The chart below shows that Nigeria currently ranks 36th out of 116 deepwater fiscal regimes in terms of highest government share. The SB 21 amendment pushes Nigeria up to 31st position - just outside the toughest quartile. SB 21 moderately increases state share from 68% to 71%, on the face of it not such a big change. It is worth noting that SB 21 is not the worst outcome for deepwater investors. House Bill 89 would have resulted in a government share of 77%.
But this analysis is only part of the story. It doesn't take account of Nigeria's deepwater costs relative to its competitors. As is well known, Nigeria suffers from very high costs in deepwater, and this has been a bugbear for the government for many years.
This is partly attributable to a lack focus on costs by deepwater operators during periods of high oil prices. Some operators have shown themselves to be better at lowering costs than others following the downturn.
However, it's is also true, and acknowledged by government, that local content has caused significant cost inflation. On Egina, local content accounted for inflation of well over 25%. Local content targets will get tougher, so this issue will not go away in the short term. Bonga SW Aparo has been challenged to meet a local content target of 34% by contract value, even though the country-wide average is 28%. Squaring the costs circle within the fiscal framework will now become even harder, contract renegotiation notwithstanding.
Wood Mackenzie's pre-FID project tracker provides breakevens for global pre-FID projects with reserves over 50 mmboe. The chart below highlights the challenges that Nigerian deepwater projects face. Their breakevens are among the highest in the world and typically higher than established competitors such as Brazil, Ghana and in some cases even Angola. This chart does not include the higher royalty of SB 21, but it doesn't need to - the implications of it are clear.

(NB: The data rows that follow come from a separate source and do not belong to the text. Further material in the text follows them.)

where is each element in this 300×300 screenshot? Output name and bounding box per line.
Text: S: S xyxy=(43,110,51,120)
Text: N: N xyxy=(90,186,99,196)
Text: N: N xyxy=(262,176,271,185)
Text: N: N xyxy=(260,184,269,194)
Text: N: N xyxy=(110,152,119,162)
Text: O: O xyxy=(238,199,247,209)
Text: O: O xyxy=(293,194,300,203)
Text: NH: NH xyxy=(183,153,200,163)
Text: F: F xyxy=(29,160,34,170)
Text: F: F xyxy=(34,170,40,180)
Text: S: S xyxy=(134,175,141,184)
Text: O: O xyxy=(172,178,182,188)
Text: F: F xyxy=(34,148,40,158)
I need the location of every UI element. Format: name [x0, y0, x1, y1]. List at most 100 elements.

Nigeria bucks the trend towards fiscal incentives in West Africa
The timing of this increase in government share from deepwater moves Nigeria out of line with a global industry which has worked hard to adapt to lower oil prices since 2014. Numerous mature countries in West Africa have recently implemented fiscal changes to attract investment. Fiscal flexibility and terms for gas (still missing from Nigerian PSCs) are prominent themes:
It will be argued that amending the DOIBPSC Act is something that past administrations should have done years ago (the latest claim on the IOCs for state revenues foregone due to failures to review terms as per section 16 (2) is reportedly, an eyewatering $62 billion). But the fact remains, it's a very different industry now compared to 2014, and the fiscal changes implemented by Nigeria's regional peers reflect that.

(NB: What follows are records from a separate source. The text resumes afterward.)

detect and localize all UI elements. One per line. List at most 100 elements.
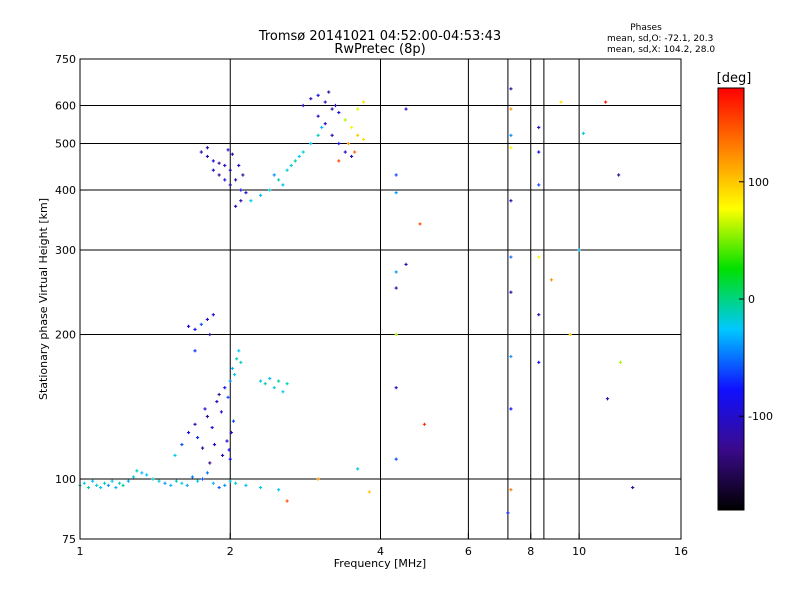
data-point xyxy=(356,107,360,111)
data-point xyxy=(285,499,289,503)
data-point xyxy=(225,439,229,443)
data-point xyxy=(422,422,427,426)
data-point xyxy=(509,107,513,111)
data-point xyxy=(239,360,243,364)
data-point xyxy=(506,511,510,515)
data-point xyxy=(323,122,327,126)
data-point xyxy=(180,442,184,447)
data-point xyxy=(244,483,248,487)
data-point xyxy=(349,125,354,130)
data-point xyxy=(211,159,215,163)
data-point xyxy=(135,469,139,473)
data-point xyxy=(82,481,86,485)
data-point xyxy=(234,204,238,208)
data-point xyxy=(219,410,224,414)
data-point xyxy=(237,349,241,353)
data-point xyxy=(205,146,210,150)
data-point xyxy=(208,461,212,465)
data-point xyxy=(577,248,581,252)
data-point xyxy=(106,483,111,487)
y-tick-label: 600 xyxy=(55,100,76,113)
data-point xyxy=(228,457,232,461)
data-point xyxy=(217,392,221,397)
data-point xyxy=(249,199,253,203)
data-point xyxy=(163,481,167,485)
data-point xyxy=(215,399,219,404)
data-point xyxy=(509,199,513,203)
data-point xyxy=(99,485,103,490)
data-point xyxy=(199,322,203,326)
data-point xyxy=(169,483,173,487)
x-tick-label: 6 xyxy=(465,545,472,558)
data-point xyxy=(228,379,232,383)
data-point xyxy=(509,146,513,150)
data-point xyxy=(330,107,334,111)
y-tick-label: 200 xyxy=(55,329,76,342)
data-point xyxy=(186,324,191,328)
data-point xyxy=(86,485,91,490)
y-axis-ticks: 75 100 200 300 400 500 600 750 xyxy=(55,53,86,546)
data-point xyxy=(185,483,189,487)
data-point xyxy=(203,407,207,411)
data-point xyxy=(537,183,541,187)
x-tick-label: 16 xyxy=(674,545,688,558)
data-point xyxy=(537,313,541,317)
data-point xyxy=(394,191,398,195)
data-point xyxy=(205,154,210,159)
data-point xyxy=(605,397,610,401)
data-point xyxy=(394,386,398,390)
data-point xyxy=(157,479,161,483)
data-point xyxy=(559,100,563,104)
data-point xyxy=(95,483,99,487)
data-point xyxy=(228,183,232,187)
data-point xyxy=(537,125,541,130)
data-point xyxy=(333,103,338,108)
data-point xyxy=(258,379,263,383)
data-point xyxy=(277,379,281,383)
data-point xyxy=(281,183,285,187)
data-point xyxy=(293,159,297,163)
data-point xyxy=(301,150,305,154)
data-point xyxy=(186,430,191,435)
data-point xyxy=(509,407,513,411)
data-point xyxy=(244,191,248,195)
data-point xyxy=(394,457,398,461)
data-point xyxy=(367,490,371,494)
data-point xyxy=(227,448,231,452)
data-point xyxy=(285,382,289,386)
data-point xyxy=(234,481,238,485)
data-point xyxy=(205,471,210,475)
data-point xyxy=(217,485,221,490)
data-point xyxy=(362,137,366,141)
data-point xyxy=(205,317,210,322)
colorbar-tick-label: 0 xyxy=(748,293,755,306)
y-axis-label: Stationary phase Virtual Height [km] xyxy=(37,198,50,400)
data-point xyxy=(199,150,203,154)
data-point xyxy=(195,479,200,483)
data-point xyxy=(316,133,320,137)
data-point xyxy=(289,163,293,168)
data-point xyxy=(223,386,227,390)
stats-header: Phases xyxy=(630,23,662,33)
data-point xyxy=(131,475,136,479)
data-point xyxy=(145,473,149,477)
y-tick-label: 750 xyxy=(55,53,76,66)
data-point xyxy=(223,178,227,182)
data-point xyxy=(316,477,320,481)
colorbar-tick-label: -100 xyxy=(748,410,773,423)
data-point xyxy=(549,278,554,282)
data-point xyxy=(190,475,195,479)
data-point xyxy=(140,471,144,475)
y-tick-label: 100 xyxy=(55,473,76,486)
data-point xyxy=(226,395,230,399)
data-point xyxy=(337,110,341,115)
data-point xyxy=(226,148,230,152)
data-point xyxy=(230,152,235,156)
colorbar-label: [deg] xyxy=(717,71,752,86)
y-tick-label: 500 xyxy=(55,138,76,151)
data-point xyxy=(346,141,351,146)
colorbar xyxy=(717,87,745,511)
x-tick-label: 4 xyxy=(377,545,384,558)
data-point xyxy=(173,453,177,458)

On the face of it, this change is relatively modest, a guaranteed 10% royalty and a small price-based royalty on top which responds to fluctuations in the oil market. Deepwater fields, which contribute a third of Nigeria's liquids production, will continue producing and most new projects could still make money at a discount rate of 15% and a long-term oil price of $65/bbl.
However, the question all investors will be asking is: why invest a dollar in Nigeria when that same dollar will deliver much greater returns elsewhere in our global portfolio? Breakeven prices have become critical to how industry measures investment attractiveness. And the process of ranking global portfolios has never been so rigorous and disciplined.
This royalty change may look reasonable from within Nigeria, but in the global competition for investment, it pushes Nigerianprojects another notch down the attractiveness ranking and possibly out of the money. It will increase government revenues in the near term, but it is hard to see major new deepwater projects progressing, particularly with the added uncertainties of
contract renewal and the challenging business environment. And that risks declining deepwater revenues in the long term.